Employers’ ability to manage absence is being hampered by ineffective record-keeping systems, according to research by Personnel Today’s sister publication Employment Review.
The survey of 195 employers – covering a combined workforce of almost 900,000 people – showed that one in five (21%) of employers had problems with recording absences.
Difficulties they came up against included:
- line managers’ unwillingness or inability to manage absence in accordance with the organisation’s policies and procedures
- absences that were reported late with incomplete details or not reported at all
- inconsistencies in reporting within the organisation.
But line managers’ lack of effective involvement in absence management was cited as the single biggest cause of organisations’ difficulties by 40% of employers.
Many respondents are trying various methods to rectify these issues. About a quarter of those that were experiencing difficulties related to wider, policy-related issues have revised their corporate absence policy. Training has been used to improve skills and knowledge, and also to win the hearts and minds of managers in a bid to persuade them to take a more active role in managing attendance. And some employers are using the threat of sanctions to drive home the message that absence reporting and recording procedures must be observed.

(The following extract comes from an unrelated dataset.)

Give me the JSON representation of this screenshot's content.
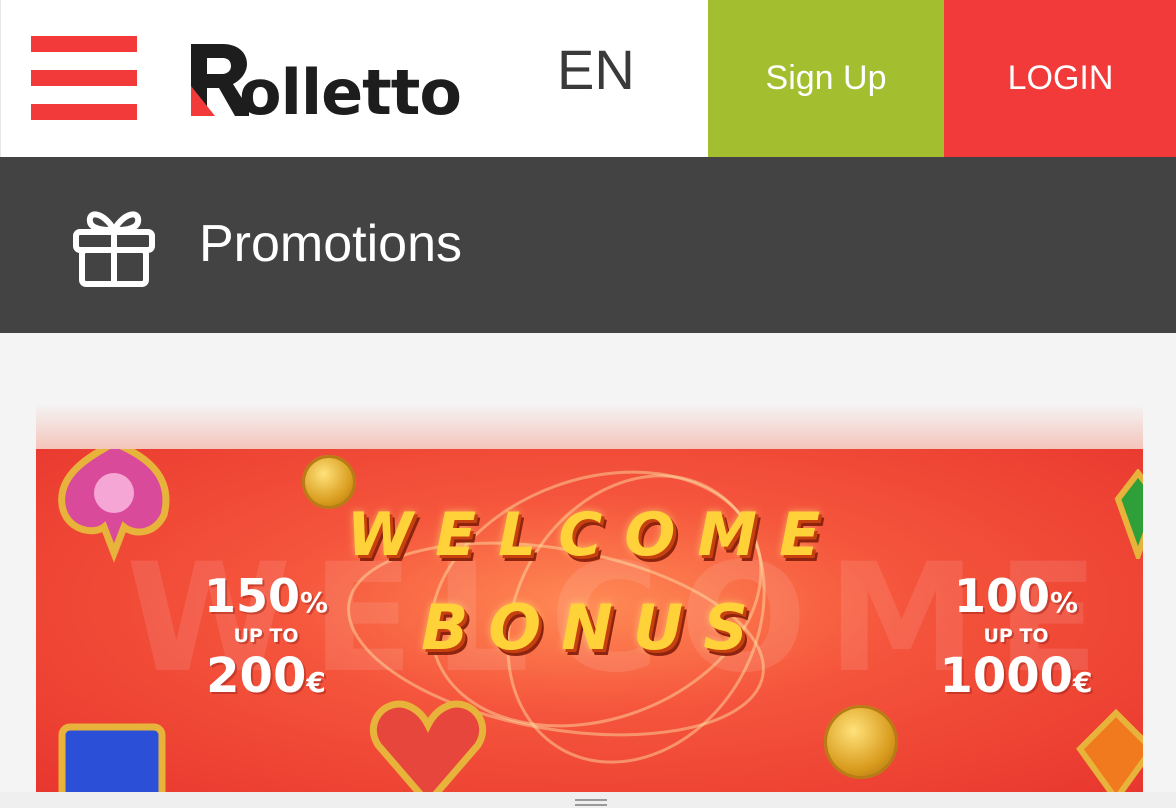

When determining arrangements for reporting absence, line managers and HR are expected to consider the nature of the illness or the reason for the absence the likely duration of the absence and details about the medical sickness certificate, such as the length of time they are signed off for.

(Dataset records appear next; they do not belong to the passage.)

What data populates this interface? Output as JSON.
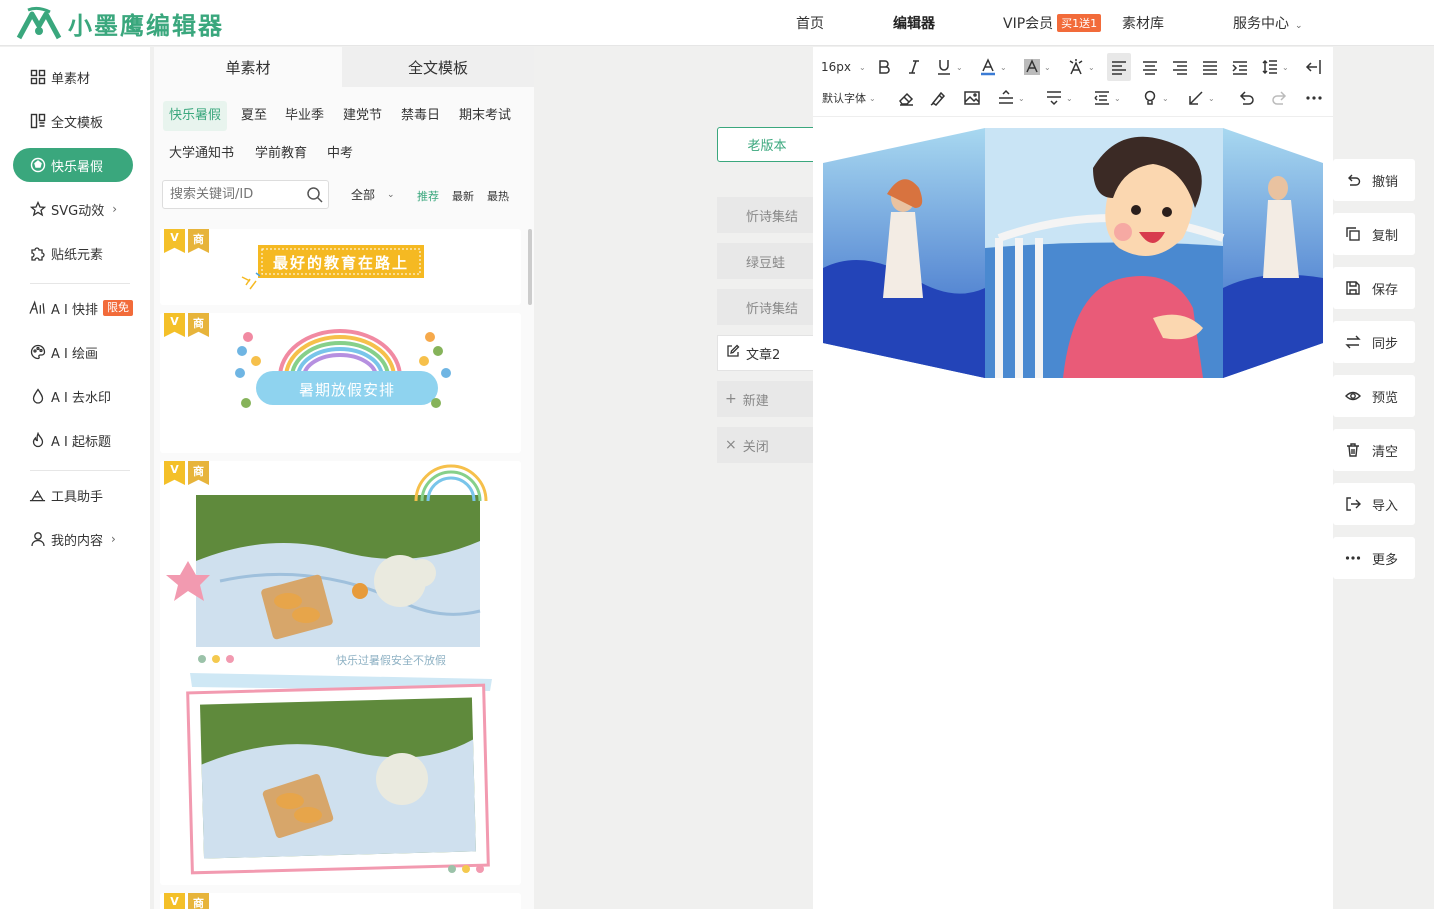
{
  "header": {
    "logo_text": "小墨鹰编辑器",
    "nav": {
      "home": "首页",
      "editor": "编辑器",
      "vip": "VIP会员",
      "vip_badge": "买1送1",
      "library": "素材库",
      "service": "服务中心"
    }
  },
  "sidebar": {
    "items": [
      {
        "label": "单素材",
        "icon": "grid-icon"
      },
      {
        "label": "全文模板",
        "icon": "template-icon"
      },
      {
        "label": "快乐暑假",
        "icon": "ball-icon"
      },
      {
        "label": "SVG动效",
        "icon": "star-icon"
      },
      {
        "label": "贴纸元素",
        "icon": "puzzle-icon"
      },
      {
        "label": "A I 快排",
        "icon": "ai-icon",
        "badge": "限免"
      },
      {
        "label": "A I 绘画",
        "icon": "palette-icon"
      },
      {
        "label": "A I 去水印",
        "icon": "drop-icon"
      },
      {
        "label": "A I 起标题",
        "icon": "fire-icon"
      },
      {
        "label": "工具助手",
        "icon": "tools-icon"
      },
      {
        "label": "我的内容",
        "icon": "user-icon"
      }
    ]
  },
  "material": {
    "tabs": [
      "单素材",
      "全文模板"
    ],
    "categories": [
      "快乐暑假",
      "夏至",
      "毕业季",
      "建党节",
      "禁毒日",
      "期末考试",
      "大学通知书",
      "学前教育",
      "中考"
    ],
    "search_placeholder": "搜索关键词/ID",
    "filter": "全部",
    "sort": [
      "推荐",
      "最新",
      "最热"
    ],
    "badge_v": "V",
    "badge_s": "商",
    "cards": [
      {
        "text": "最好的教育在路上"
      },
      {
        "text": "暑期放假安排"
      },
      {
        "text": "快乐过暑假安全不放假"
      }
    ]
  },
  "versions": {
    "old_version": "老版本",
    "articles": [
      "忻诗集结",
      "绿豆蛙",
      "忻诗集结"
    ],
    "current": "文章2",
    "new": "新建",
    "close": "关闭"
  },
  "toolbar": {
    "font_size": "16px",
    "font_family": "默认字体"
  },
  "rightbar": {
    "items": [
      {
        "label": "撤销",
        "icon": "undo-icon"
      },
      {
        "label": "复制",
        "icon": "copy-icon"
      },
      {
        "label": "保存",
        "icon": "save-icon"
      },
      {
        "label": "同步",
        "icon": "sync-icon"
      },
      {
        "label": "预览",
        "icon": "eye-icon"
      },
      {
        "label": "清空",
        "icon": "trash-icon"
      },
      {
        "label": "导入",
        "icon": "import-icon"
      },
      {
        "label": "更多",
        "icon": "more-icon"
      }
    ]
  },
  "colors": {
    "accent": "#3aa77d",
    "badge_orange": "#f26b3a"
  }
}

Almost all employers (94%) ask staff to notify their absence by a particular time on the first working day they are absent, according to the findings. And 44% expect employees to make contact on a daily basis. However, 28% do not have a formal procedure, and leave such arrangements to the discretion of the line managers.
Absence records are most commonly closed through the completion of a return-to-work interview, as is the case among 85% of employers. Absentees are expected to complete a return-to-work form by half of employers.